Without it, Brian thought, they were dead meat. A week or so earlier he had walked through and seen one rabbit in this area. He now took twenty steps and saw seven, all at varying ranges, none close enough to shoot, all standing out like sore thumbs because they were brown against the white snow.

He moved easily, slowly, waiting for a close shot. When it came — a rabbit not more than twenty feet away — he shot carefully and only missed by a hair, actually cutting the fur along the top of the rabbit’s shoulders. The rabbit dodged left, then right, and vanished in the underbrush and Brian went forward to get his arrow.

At first he couldn’t find it. He’d seen it fly, had seen exactly where it went into the snow — there was a hole marking the arrow’s entry — but it wasn’t there. He dug in the snow but still couldn’t find it and didn’t find it until he’d stepped back and lined up the flight of the arrow and worked along the snow scooping it out every foot. The arrow had gone more than thirty feet after entering the snow, skittering along beneath the surface before coming to rest. He’d have to be careful of his shots, he thought, pulling it out and blowing the snow off the feathers — he’d lose all his arrows on one hunt.
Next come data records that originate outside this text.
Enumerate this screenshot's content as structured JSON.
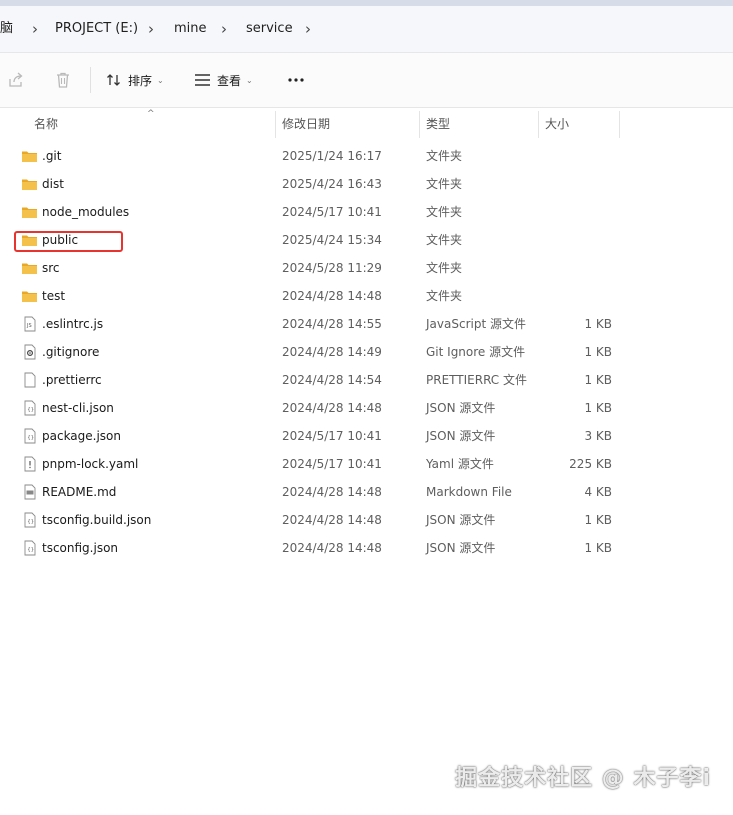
{
  "breadcrumb": {
    "items": [
      {
        "label": "脑"
      },
      {
        "label": "PROJECT (E:)"
      },
      {
        "label": "mine"
      },
      {
        "label": "service"
      }
    ],
    "separator": "›"
  },
  "toolbar": {
    "share_icon": "share-icon",
    "delete_icon": "trash-icon",
    "sort_label": "排序",
    "view_label": "查看",
    "more_label": "···"
  },
  "columns": {
    "name": "名称",
    "modified": "修改日期",
    "type": "类型",
    "size": "大小"
  },
  "files": [
    {
      "name": ".git",
      "modified": "2025/1/24 16:17",
      "type": "文件夹",
      "size": "",
      "icon": "folder-icon"
    },
    {
      "name": "dist",
      "modified": "2025/4/24 16:43",
      "type": "文件夹",
      "size": "",
      "icon": "folder-icon"
    },
    {
      "name": "node_modules",
      "modified": "2024/5/17 10:41",
      "type": "文件夹",
      "size": "",
      "icon": "folder-icon"
    },
    {
      "name": "public",
      "modified": "2025/4/24 15:34",
      "type": "文件夹",
      "size": "",
      "icon": "folder-icon"
    },
    {
      "name": "src",
      "modified": "2024/5/28 11:29",
      "type": "文件夹",
      "size": "",
      "icon": "folder-icon"
    },
    {
      "name": "test",
      "modified": "2024/4/28 14:48",
      "type": "文件夹",
      "size": "",
      "icon": "folder-icon"
    },
    {
      "name": ".eslintrc.js",
      "modified": "2024/4/28 14:55",
      "type": "JavaScript 源文件",
      "size": "1 KB",
      "icon": "js-file-icon"
    },
    {
      "name": ".gitignore",
      "modified": "2024/4/28 14:49",
      "type": "Git Ignore 源文件",
      "size": "1 KB",
      "icon": "gear-file-icon"
    },
    {
      "name": ".prettierrc",
      "modified": "2024/4/28 14:54",
      "type": "PRETTIERRC 文件",
      "size": "1 KB",
      "icon": "blank-file-icon"
    },
    {
      "name": "nest-cli.json",
      "modified": "2024/4/28 14:48",
      "type": "JSON 源文件",
      "size": "1 KB",
      "icon": "json-file-icon"
    },
    {
      "name": "package.json",
      "modified": "2024/5/17 10:41",
      "type": "JSON 源文件",
      "size": "3 KB",
      "icon": "json-file-icon"
    },
    {
      "name": "pnpm-lock.yaml",
      "modified": "2024/5/17 10:41",
      "type": "Yaml 源文件",
      "size": "225 KB",
      "icon": "yaml-file-icon"
    },
    {
      "name": "README.md",
      "modified": "2024/4/28 14:48",
      "type": "Markdown File",
      "size": "4 KB",
      "icon": "md-file-icon"
    },
    {
      "name": "tsconfig.build.json",
      "modified": "2024/4/28 14:48",
      "type": "JSON 源文件",
      "size": "1 KB",
      "icon": "json-file-icon"
    },
    {
      "name": "tsconfig.json",
      "modified": "2024/4/28 14:48",
      "type": "JSON 源文件",
      "size": "1 KB",
      "icon": "json-file-icon"
    }
  ],
  "highlighted_item": "public",
  "watermark": "掘金技术社区 @ 木子李i",
  "colors": {
    "folder": "#f4c14a",
    "folder_tab": "#e9a926",
    "highlight": "#e8342f",
    "breadcrumb_bg": "#f6f7fa"
  }
}
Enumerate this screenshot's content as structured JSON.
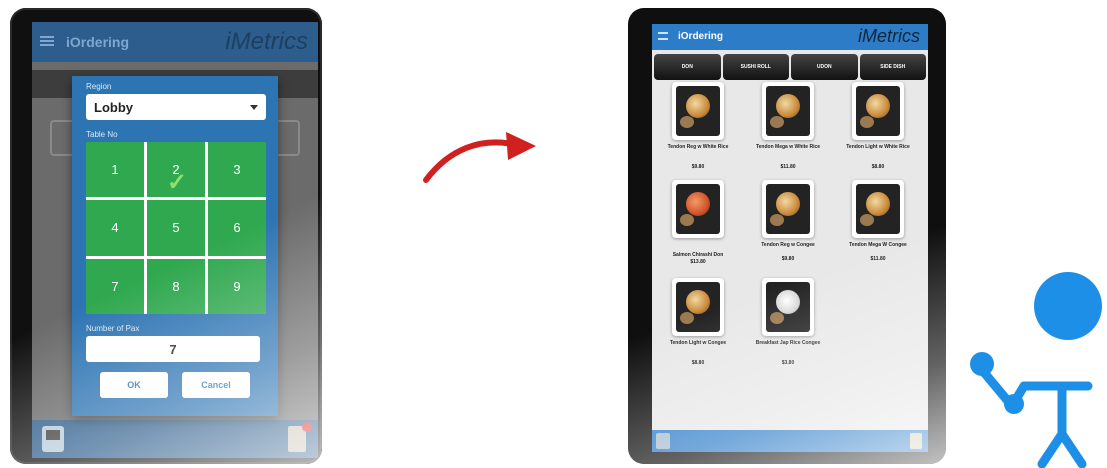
{
  "tablet1": {
    "app_title": "iOrdering",
    "brand": "iMetrics",
    "dialog": {
      "region_label": "Region",
      "region_value": "Lobby",
      "table_label": "Table No",
      "keys": [
        "1",
        "2",
        "3",
        "4",
        "5",
        "6",
        "7",
        "8",
        "9"
      ],
      "selected_key": "2",
      "pax_label": "Number of Pax",
      "pax_value": "7",
      "ok_label": "OK",
      "cancel_label": "Cancel"
    }
  },
  "tablet2": {
    "app_title": "iOrdering",
    "brand": "iMetrics",
    "tabs": [
      "DON",
      "SUSHI ROLL",
      "UDON",
      "SIDE DISH"
    ],
    "items": [
      {
        "name": "Tendon Reg w White Rice",
        "price": "$9.80"
      },
      {
        "name": "Tendon Mega w White Rice",
        "price": "$11.80"
      },
      {
        "name": "Tendon Light w White Rice",
        "price": "$8.80"
      },
      {
        "name": "Salmon Chirashi Don",
        "price": "$13.80"
      },
      {
        "name": "Tendon Reg w Congee",
        "price": "$9.80"
      },
      {
        "name": "Tendon Mega W Congee",
        "price": "$11.80"
      },
      {
        "name": "Tendon Light w Congee",
        "price": "$8.80"
      },
      {
        "name": "Breakfast Jap Rice Congee",
        "price": "$3.80"
      }
    ]
  },
  "colors": {
    "app_blue": "#2d7cc8",
    "key_green": "#2fa84f",
    "arrow_red": "#d0201f",
    "person_blue": "#1e8fe6"
  }
}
He moved on, still taken by the beauty, and had three more shots, all of which he missed because the targets were so small — rabbits — and he wasn’t used to shooting the heavier bow yet.

I’ll have to get closer, he thought — work right up on them, get into the thicker brush.

He slowed his pace even more and moved into a large stand of brambles and thick young evergreens, packed so closely he couldn’t see more than ten feet, and that only by crouching down and looking along the ground. It was hard going. Every limb pulled at the bow and he had to be careful not to wreck the feathers on the arrows as he moved.

There were rabbits everywhere. The snow was covered with their tracks and he had moved nearly fifty yards into the thick brush when the sound of a breaking limb stopped him cold. Rabbits and foolbirds did not break limbs when they moved. Deer broke limbs, bear broke limbs.

Almost simultaneously he saw different tracks in the snow in front of him. Big tracks. Huge tracks. The hair went up on his neck. They were big enough for bear and what he really didn’t want to do in his whole life was meet a bear in thick brush, especially if it was a bear that had a memory of a bad night with a skunk.

But when he leaned down to study the tracks he saw they had a cloven hoof, like those left by deer but larger. Much larger.

Moose. He knew instantly. He had seen moose several times since he had been attacked last summer. Once he had seen a bull with a rack so large that Brian could easily have fit between the antlers; the rest had been cows. They were all unbelievably big, and after he’d been attacked by the cow along the lake he’d given them a wide berth. When they got angry it was like having a Buick mad at you.

But, he thought — just that at first. But.

But what? But the moose are smaller now? But I’m tougher now? He shook his head, pushed the thoughts away, the sneaky thoughts, the ones that said he was hunting meat for food, moose were made out of meat, he had a larger bow, primitive people hunted moose with weapons like his, he was different now.

He heard the sound again. A breaking limb. Close, maybe thirty yards, and he crouched down and looked along the snow as he had for rabbits.

There. A brown leg moving, then another, like small trees they were, suddenly moving small trees.

He held his breath and crouched, watching. He could not see more of the moose, just the legs, and as he watched they moved off to the left a bit, hesitated, then turned left again and started moving slowly.